Volume 4 Part 1 Article 7: Quelques aspects de la Génétique des Basidiomycètes Supérieurs

Volume 4 Part 1 Article 7
Year 1960
Title: Quelques aspects de la Génétique des Basidiomycètes Supérieurs
Author: G. Prevost

Abstract:

L’exposé qui va suivre est consacré à quelques travaux concernant la génétique des Basidiomycètes supérieurs. Cette étude est limitée aux aspects susceptibles d’aider éventuellement ceux qui veulent utiliser la génétique pour améliorer la culture des champignons comestibles.

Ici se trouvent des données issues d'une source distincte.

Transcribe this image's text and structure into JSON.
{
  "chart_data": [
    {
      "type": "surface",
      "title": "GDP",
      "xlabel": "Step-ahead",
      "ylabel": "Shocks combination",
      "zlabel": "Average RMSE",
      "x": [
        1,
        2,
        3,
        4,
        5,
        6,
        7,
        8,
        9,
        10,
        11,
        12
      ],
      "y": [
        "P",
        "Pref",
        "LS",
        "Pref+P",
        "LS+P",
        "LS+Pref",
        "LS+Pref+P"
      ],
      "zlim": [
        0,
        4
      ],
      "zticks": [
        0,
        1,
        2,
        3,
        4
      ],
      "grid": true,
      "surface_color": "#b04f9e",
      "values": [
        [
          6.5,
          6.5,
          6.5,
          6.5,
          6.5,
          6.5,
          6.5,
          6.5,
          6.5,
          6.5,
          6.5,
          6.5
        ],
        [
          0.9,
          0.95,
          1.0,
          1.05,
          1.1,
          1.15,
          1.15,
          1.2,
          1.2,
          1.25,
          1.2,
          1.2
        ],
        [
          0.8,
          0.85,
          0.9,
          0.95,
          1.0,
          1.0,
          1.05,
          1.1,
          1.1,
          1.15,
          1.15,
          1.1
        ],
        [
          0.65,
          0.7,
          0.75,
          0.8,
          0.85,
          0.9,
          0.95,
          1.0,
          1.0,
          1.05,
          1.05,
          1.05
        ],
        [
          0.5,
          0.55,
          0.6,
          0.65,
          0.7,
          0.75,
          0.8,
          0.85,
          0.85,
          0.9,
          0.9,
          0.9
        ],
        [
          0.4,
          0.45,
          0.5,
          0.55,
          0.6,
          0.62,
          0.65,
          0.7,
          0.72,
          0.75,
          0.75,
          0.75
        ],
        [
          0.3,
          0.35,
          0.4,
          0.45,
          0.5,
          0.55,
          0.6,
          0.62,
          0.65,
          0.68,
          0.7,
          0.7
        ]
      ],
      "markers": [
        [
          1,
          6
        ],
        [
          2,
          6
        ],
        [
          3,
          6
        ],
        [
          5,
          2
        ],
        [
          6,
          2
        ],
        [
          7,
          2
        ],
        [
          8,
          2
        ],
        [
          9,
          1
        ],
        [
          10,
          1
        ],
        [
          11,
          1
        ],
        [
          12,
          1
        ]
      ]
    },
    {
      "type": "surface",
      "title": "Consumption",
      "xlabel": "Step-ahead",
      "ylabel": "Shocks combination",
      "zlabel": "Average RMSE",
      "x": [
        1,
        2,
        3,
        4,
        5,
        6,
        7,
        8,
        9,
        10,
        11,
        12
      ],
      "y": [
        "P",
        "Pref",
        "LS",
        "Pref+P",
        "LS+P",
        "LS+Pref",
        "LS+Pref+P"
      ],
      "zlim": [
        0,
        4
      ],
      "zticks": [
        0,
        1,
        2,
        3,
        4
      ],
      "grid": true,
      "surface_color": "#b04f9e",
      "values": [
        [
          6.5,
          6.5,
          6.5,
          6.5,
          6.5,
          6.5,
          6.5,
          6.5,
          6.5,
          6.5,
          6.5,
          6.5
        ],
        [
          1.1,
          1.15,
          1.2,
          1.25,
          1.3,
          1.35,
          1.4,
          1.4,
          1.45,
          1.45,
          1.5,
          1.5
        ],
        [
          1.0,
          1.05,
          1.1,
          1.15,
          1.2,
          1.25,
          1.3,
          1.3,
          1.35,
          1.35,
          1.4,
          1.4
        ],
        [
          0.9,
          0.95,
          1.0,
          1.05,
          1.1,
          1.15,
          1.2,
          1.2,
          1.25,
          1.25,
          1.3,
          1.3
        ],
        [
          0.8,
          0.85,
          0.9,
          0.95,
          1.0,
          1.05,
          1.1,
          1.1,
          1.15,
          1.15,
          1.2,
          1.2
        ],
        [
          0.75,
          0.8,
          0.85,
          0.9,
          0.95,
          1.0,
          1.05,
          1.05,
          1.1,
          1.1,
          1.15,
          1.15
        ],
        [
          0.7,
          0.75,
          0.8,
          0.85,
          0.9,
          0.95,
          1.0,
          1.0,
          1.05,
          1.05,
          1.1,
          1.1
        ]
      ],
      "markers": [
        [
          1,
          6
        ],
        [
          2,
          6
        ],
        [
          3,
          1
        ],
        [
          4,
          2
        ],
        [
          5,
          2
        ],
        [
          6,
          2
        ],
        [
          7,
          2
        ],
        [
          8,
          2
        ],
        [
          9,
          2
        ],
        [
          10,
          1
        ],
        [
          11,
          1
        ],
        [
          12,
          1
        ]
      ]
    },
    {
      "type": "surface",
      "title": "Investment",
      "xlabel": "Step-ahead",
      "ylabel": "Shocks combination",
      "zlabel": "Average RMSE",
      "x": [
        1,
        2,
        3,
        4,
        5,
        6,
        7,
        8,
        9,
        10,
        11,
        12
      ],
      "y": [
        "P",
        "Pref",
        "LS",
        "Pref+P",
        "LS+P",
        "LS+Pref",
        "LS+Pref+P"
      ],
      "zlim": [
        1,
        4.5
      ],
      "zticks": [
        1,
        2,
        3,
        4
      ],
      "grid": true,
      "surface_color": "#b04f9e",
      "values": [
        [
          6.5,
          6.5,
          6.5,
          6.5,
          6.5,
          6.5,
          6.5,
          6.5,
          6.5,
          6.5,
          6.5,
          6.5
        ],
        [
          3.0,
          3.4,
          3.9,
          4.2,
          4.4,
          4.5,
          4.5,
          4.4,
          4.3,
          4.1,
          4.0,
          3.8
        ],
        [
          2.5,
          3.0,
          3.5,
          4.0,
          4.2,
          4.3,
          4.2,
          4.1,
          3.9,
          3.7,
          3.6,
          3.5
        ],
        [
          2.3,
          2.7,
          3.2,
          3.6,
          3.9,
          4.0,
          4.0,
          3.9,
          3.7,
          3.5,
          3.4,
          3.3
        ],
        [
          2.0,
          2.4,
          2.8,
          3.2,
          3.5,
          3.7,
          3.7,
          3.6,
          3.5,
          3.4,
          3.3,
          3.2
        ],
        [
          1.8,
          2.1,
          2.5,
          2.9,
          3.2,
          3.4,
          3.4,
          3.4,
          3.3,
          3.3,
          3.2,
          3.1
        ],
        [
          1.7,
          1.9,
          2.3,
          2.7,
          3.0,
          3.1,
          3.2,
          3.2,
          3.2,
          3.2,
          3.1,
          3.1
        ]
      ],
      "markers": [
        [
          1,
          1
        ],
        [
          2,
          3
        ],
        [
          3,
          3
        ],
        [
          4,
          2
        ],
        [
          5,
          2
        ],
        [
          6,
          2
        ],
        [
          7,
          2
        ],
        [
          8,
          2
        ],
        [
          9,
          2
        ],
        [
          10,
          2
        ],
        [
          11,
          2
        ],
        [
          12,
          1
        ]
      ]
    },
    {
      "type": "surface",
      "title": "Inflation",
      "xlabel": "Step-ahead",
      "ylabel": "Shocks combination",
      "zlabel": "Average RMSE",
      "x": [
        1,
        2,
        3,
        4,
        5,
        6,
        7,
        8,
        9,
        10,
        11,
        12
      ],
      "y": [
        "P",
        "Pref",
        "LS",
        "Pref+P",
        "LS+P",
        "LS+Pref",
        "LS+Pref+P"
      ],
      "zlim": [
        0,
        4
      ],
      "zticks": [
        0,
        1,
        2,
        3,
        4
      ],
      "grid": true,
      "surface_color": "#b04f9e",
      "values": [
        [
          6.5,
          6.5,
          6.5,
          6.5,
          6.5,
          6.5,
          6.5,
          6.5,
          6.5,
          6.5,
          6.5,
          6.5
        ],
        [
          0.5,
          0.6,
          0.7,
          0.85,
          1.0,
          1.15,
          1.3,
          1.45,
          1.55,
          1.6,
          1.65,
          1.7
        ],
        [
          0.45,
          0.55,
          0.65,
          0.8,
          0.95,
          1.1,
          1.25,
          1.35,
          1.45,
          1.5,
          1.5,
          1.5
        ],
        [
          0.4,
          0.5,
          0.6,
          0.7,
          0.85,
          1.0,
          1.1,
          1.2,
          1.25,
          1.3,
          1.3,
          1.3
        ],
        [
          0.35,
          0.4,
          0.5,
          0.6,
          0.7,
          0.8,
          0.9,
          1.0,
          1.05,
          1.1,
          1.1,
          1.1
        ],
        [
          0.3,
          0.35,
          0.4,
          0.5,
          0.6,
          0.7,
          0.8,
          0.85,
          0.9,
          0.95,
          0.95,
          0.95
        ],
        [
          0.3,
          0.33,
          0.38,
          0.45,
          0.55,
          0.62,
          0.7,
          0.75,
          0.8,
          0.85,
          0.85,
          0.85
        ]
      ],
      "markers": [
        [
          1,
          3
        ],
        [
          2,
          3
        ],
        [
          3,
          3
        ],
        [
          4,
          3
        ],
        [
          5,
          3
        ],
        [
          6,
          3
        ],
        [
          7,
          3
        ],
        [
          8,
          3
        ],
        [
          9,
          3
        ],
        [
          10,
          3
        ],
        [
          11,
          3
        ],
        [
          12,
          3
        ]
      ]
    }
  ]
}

Les travaux de Kniep, Harder, Buller, Brunswik et Quintanilha avant 1940 ont ouvert la voie et, depuis la guerre, de nombreux chercheurs se sont intéressés à des Basidiomycètes de genres très divers: Collybia (Ashan 1952), Cyathus (Fulton 1950), Polyporus (Fries 1952), Schizophyllum (Papazian 1950, Raper et Coll. 1953), Coprinus (Fries 1948, Lewis 1956, Day 1958).
Pour pouvoir entreprendre un travail concernant la génétique d’un champignon, il faut en connaître les caractéristiques biologiques, cytologiques et physiologiques; il convient ensuite de collectionner les mutants morphologiques et biochimiques qui servent d’une part à “marquer” les chromosomes et d’autre part à provoquer ou conserver des associations mycéliennes qui ne sont pas stables naturellement. Ces travaux préliminaires n’ont été effectués que pour un petit nombre d’espèces parmi lesquelles: Collybia velutipes, Schizophyllum commune, Coprinus fimetarius et Coprinus lagopus. Ces espèces ont des caractères biologiques très voisins: ce sont des champignons hétérothalles tétrapolaires. Leur comportement sexuel est sous le contrôle de deux séries alléliques indépendantes nommées A et B. Deux myceliums monospores (monocaryotiques) ne sont compatibles, c’est à dire capables de donner après confrontation un mycelium dicaryotique susceptible de fructifier, que si les alleles des gènes A et B qu’ils possèdent sont différents. Les séries A et B comportent de très nombreux alleles; les facteurs A et B de Coprinus fimetarius récoltés indépendamment dans la nature sont presque toujours différents. Il est probable (Raper, Krongelb, Baxter (6)) qu’il existe plus de 300 facteurs A et 80 facteurs B chez Schizophyllum et pour Coprinus, le nombre de ces facteurs semble encore plus élevé. Il a été démontré que des échanges pouvaient se produire au cours de la méiose entre deux facteurs A et qu’ils donnaient naissance à un nouveau facteur A. Ce phénomène se produit fréquemment chez Schizophyllum (Raper, Miles (7)) mais il est beaucoup plus rare chez Coprinus.